Former
President Olusegun Obasanjo said Nigeria faces an impending bankruptcy,
with the country’s external debt ballooning by 700 per cent in four
years. But simple fact checking showed the former leader got his figures
wrong on the level of external debt.
He sounded the
bankruptcy alarm as a keynote speaker at the ‘Why I am Alive’ campaign
celebration in Lagos. The event tagged “The Nigerian Story” was created
by the chief executive of Eureka Productions, Caroline Moore.
According
to a report by The Guardian, Obasanjo put Nigeria’s external debt at
N24.947 trillion ($81.2 billion), from $10.32 billion in just four years
(2015).
In his interpretation, Nigeria would need to
commit half its foreign foreign earnings to servicing its current level
of indebtedness.
“Such a situation talks about impending
bankruptcy,” the former president warned. He insisted that “no entity
can survive while devoting 50 percent of its revenue to debt servicing.”
He
explained that the current budget out of which Nigeria spends 25
percent to service debt “is not the country’s total earning; a lot of it
is also borrowing.

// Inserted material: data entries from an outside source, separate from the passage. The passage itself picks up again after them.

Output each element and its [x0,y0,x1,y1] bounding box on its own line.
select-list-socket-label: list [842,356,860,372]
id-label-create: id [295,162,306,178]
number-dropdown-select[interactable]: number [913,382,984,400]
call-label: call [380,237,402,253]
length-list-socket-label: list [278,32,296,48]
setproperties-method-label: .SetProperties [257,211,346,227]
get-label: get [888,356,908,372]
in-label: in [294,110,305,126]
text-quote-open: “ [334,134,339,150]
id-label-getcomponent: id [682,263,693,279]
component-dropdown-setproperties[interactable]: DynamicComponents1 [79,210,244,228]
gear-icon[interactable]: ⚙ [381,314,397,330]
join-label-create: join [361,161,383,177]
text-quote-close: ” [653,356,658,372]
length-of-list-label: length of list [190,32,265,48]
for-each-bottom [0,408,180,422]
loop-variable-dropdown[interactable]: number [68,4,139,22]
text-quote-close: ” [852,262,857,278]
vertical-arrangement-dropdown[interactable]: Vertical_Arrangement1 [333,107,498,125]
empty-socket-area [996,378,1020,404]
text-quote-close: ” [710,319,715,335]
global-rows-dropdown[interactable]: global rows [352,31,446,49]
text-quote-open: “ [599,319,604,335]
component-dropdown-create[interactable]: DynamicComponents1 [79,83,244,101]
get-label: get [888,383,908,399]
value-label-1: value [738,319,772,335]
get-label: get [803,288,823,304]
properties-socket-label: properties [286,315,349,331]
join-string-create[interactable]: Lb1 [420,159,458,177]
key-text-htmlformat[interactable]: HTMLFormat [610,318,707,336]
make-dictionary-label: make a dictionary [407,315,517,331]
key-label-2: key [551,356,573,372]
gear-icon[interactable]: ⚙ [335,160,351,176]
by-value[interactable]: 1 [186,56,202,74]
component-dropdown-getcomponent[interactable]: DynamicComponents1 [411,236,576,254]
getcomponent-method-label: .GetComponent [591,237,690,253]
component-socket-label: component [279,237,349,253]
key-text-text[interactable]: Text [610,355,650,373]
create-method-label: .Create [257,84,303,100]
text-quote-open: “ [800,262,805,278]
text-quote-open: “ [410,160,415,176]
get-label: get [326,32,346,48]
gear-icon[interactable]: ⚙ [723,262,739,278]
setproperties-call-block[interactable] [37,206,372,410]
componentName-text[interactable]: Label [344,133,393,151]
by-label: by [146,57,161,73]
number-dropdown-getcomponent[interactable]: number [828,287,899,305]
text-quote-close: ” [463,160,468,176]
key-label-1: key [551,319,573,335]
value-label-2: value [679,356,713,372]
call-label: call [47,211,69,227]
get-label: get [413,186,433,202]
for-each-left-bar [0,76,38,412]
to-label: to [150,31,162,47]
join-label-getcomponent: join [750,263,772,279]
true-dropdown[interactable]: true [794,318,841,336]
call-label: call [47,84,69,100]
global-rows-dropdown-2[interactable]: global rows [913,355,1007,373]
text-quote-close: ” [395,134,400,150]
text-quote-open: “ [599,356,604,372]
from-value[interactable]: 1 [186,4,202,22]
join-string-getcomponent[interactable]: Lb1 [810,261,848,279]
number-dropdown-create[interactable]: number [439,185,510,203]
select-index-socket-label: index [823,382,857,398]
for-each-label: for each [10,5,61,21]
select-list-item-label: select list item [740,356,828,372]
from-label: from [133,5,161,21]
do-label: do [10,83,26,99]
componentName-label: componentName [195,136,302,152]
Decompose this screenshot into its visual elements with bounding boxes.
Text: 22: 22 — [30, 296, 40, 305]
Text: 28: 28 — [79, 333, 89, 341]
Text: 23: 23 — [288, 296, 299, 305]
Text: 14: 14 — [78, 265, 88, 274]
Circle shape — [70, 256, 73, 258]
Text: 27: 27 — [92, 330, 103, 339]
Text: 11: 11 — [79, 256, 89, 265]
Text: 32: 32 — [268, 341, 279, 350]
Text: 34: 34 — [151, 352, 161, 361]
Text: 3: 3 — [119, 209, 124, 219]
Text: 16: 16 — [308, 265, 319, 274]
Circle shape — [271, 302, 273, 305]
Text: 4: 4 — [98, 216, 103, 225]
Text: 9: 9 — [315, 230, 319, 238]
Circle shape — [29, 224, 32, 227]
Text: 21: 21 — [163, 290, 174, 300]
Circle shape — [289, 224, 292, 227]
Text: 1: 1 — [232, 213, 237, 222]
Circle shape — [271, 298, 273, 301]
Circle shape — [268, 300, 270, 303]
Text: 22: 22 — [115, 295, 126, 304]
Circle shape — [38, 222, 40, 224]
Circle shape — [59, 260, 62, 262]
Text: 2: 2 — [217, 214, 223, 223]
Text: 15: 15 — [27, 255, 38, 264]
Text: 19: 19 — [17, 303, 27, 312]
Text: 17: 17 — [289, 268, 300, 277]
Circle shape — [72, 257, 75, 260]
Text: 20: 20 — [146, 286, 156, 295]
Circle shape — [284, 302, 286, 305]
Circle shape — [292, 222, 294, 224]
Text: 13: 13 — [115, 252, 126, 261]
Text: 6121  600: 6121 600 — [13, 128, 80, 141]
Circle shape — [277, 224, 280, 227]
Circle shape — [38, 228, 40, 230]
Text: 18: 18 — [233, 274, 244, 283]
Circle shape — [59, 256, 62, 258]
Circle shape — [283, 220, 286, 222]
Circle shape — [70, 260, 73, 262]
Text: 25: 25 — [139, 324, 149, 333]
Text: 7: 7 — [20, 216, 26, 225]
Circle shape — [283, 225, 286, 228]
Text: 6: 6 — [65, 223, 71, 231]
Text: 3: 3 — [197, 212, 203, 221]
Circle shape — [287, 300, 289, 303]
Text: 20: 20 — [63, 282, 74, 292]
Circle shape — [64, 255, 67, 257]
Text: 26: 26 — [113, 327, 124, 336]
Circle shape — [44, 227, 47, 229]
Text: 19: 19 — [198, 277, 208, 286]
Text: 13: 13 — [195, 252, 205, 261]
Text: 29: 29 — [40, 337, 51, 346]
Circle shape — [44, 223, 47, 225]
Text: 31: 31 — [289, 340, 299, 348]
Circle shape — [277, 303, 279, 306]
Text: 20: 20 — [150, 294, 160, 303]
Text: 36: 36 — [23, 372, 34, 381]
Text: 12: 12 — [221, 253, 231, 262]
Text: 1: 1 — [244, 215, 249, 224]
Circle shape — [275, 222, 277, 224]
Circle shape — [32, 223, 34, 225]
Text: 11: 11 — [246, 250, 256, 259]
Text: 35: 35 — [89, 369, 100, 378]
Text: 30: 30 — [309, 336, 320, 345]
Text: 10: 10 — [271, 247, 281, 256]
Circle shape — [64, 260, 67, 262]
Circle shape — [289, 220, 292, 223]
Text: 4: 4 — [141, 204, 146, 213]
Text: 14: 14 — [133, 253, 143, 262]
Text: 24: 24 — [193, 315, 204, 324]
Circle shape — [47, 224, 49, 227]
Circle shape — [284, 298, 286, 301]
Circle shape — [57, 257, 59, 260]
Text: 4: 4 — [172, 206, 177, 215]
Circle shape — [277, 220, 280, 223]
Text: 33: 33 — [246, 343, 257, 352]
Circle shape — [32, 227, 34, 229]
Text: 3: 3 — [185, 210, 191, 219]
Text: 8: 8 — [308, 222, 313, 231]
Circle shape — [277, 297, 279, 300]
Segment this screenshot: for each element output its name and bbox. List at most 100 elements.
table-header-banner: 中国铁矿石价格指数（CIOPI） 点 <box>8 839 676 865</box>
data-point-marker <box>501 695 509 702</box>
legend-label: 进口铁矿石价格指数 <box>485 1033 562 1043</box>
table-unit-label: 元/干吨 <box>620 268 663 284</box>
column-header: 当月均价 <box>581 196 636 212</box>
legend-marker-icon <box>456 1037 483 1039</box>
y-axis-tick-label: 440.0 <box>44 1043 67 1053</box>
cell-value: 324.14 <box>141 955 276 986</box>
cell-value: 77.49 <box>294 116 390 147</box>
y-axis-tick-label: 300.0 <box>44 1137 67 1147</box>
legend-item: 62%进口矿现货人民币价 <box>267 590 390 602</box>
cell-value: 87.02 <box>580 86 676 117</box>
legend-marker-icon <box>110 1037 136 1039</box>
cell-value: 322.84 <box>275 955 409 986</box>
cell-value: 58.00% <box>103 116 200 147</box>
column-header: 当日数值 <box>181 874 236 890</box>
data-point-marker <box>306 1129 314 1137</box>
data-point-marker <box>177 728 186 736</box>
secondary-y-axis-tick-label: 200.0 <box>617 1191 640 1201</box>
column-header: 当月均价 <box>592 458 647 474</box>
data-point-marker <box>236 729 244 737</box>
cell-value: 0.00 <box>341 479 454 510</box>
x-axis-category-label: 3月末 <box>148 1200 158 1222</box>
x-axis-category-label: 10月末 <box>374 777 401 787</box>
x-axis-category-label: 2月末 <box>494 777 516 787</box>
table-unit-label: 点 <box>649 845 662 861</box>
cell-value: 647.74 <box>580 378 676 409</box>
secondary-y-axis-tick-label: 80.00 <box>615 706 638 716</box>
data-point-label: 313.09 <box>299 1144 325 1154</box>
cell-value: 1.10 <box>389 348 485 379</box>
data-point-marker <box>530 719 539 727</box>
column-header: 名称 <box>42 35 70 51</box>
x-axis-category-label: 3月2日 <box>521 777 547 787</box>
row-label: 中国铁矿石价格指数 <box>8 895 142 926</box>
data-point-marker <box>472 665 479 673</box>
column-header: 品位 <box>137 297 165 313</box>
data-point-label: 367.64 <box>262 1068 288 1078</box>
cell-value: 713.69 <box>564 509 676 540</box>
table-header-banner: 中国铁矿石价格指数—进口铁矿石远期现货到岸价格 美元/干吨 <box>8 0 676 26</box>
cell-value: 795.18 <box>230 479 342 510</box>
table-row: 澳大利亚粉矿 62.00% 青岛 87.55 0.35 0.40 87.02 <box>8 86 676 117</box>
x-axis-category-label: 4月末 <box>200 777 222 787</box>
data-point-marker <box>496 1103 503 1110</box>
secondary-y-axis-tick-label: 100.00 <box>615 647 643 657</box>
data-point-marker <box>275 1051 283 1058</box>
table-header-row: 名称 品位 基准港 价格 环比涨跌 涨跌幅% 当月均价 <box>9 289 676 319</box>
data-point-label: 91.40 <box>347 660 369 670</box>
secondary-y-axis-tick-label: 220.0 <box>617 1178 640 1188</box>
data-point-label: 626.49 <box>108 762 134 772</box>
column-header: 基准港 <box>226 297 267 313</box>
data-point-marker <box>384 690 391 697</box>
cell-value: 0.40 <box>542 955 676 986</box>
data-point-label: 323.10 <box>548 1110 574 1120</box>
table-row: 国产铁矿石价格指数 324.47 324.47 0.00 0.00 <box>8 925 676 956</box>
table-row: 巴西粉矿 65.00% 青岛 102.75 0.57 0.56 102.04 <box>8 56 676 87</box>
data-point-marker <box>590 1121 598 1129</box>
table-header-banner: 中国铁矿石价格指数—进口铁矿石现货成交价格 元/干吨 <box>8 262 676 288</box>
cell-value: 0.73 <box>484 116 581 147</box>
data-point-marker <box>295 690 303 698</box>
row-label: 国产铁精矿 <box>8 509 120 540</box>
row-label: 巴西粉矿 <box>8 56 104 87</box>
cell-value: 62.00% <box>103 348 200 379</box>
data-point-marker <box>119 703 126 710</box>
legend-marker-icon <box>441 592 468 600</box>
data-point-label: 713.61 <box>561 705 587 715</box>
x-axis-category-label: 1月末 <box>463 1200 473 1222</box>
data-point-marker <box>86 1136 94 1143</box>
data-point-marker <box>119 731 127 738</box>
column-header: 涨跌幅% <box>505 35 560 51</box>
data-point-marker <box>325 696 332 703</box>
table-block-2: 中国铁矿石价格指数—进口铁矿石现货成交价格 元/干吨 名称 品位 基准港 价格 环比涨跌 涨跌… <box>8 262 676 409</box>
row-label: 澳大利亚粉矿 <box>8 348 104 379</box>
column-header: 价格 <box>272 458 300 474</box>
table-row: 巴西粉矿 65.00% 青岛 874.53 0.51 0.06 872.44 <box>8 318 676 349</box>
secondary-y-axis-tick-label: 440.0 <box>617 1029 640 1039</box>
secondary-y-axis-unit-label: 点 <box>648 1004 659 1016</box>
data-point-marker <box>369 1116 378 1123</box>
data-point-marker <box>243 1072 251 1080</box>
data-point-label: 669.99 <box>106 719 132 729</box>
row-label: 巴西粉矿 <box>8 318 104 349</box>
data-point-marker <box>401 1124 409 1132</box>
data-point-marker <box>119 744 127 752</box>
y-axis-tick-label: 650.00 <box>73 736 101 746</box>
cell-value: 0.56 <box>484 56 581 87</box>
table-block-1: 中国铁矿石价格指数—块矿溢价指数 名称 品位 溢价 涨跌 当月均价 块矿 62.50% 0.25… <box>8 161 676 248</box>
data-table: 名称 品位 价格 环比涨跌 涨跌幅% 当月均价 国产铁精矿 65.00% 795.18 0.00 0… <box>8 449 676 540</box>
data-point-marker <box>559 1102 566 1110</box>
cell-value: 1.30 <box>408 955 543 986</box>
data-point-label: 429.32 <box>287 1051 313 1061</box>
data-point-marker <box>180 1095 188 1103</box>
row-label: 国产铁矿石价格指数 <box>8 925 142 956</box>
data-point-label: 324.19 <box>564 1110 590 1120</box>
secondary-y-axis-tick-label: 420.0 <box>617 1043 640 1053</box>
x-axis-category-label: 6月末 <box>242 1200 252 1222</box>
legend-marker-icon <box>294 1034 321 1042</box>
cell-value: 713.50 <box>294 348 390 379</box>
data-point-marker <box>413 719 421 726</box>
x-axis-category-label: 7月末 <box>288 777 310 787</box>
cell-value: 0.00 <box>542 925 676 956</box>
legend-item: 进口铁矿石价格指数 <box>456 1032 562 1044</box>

Simply put, we are borrowing to service what we have
borrowed and yet we are borrowing more.
“I do not need the brain
of any genius to conclude that those who use statistics to dig us
deeper into debt are our enemies: statistics can be used to serve any
purpose, and that is why Winston Churchill talked of lies, damn lies and
statistics, meaning statistics can be made master of lies.”
As
The Guardian reported, Obasanjo called for national dialogue or debate
on Nigeria’s short, medium and long-term plans as a nation.
He
said his biggest worry was that, with the scale of debts the country was
walking into, “there are already fiscal challenges to meet(ing) our
obligations.”
Fact checking however showed that Obasanjo may
have been misquoted on the level of external debt and he also was
quoting outdated debt figures.
According to the Debt
Management Office, Nigeria’s external debt as at June 2019 was $27.1
billion, with the 36 states and Abuja owing $4.2 billion. Domestic debt
level as at June was $56.7 billion, with the states owing $12.9billion .
In Naira terms, external debt stood as N8.3 trillion in June and
domestic debt was N17.3 trillion.
Thus, the former President got it wrong putting the entire external debt at $81.2 billion.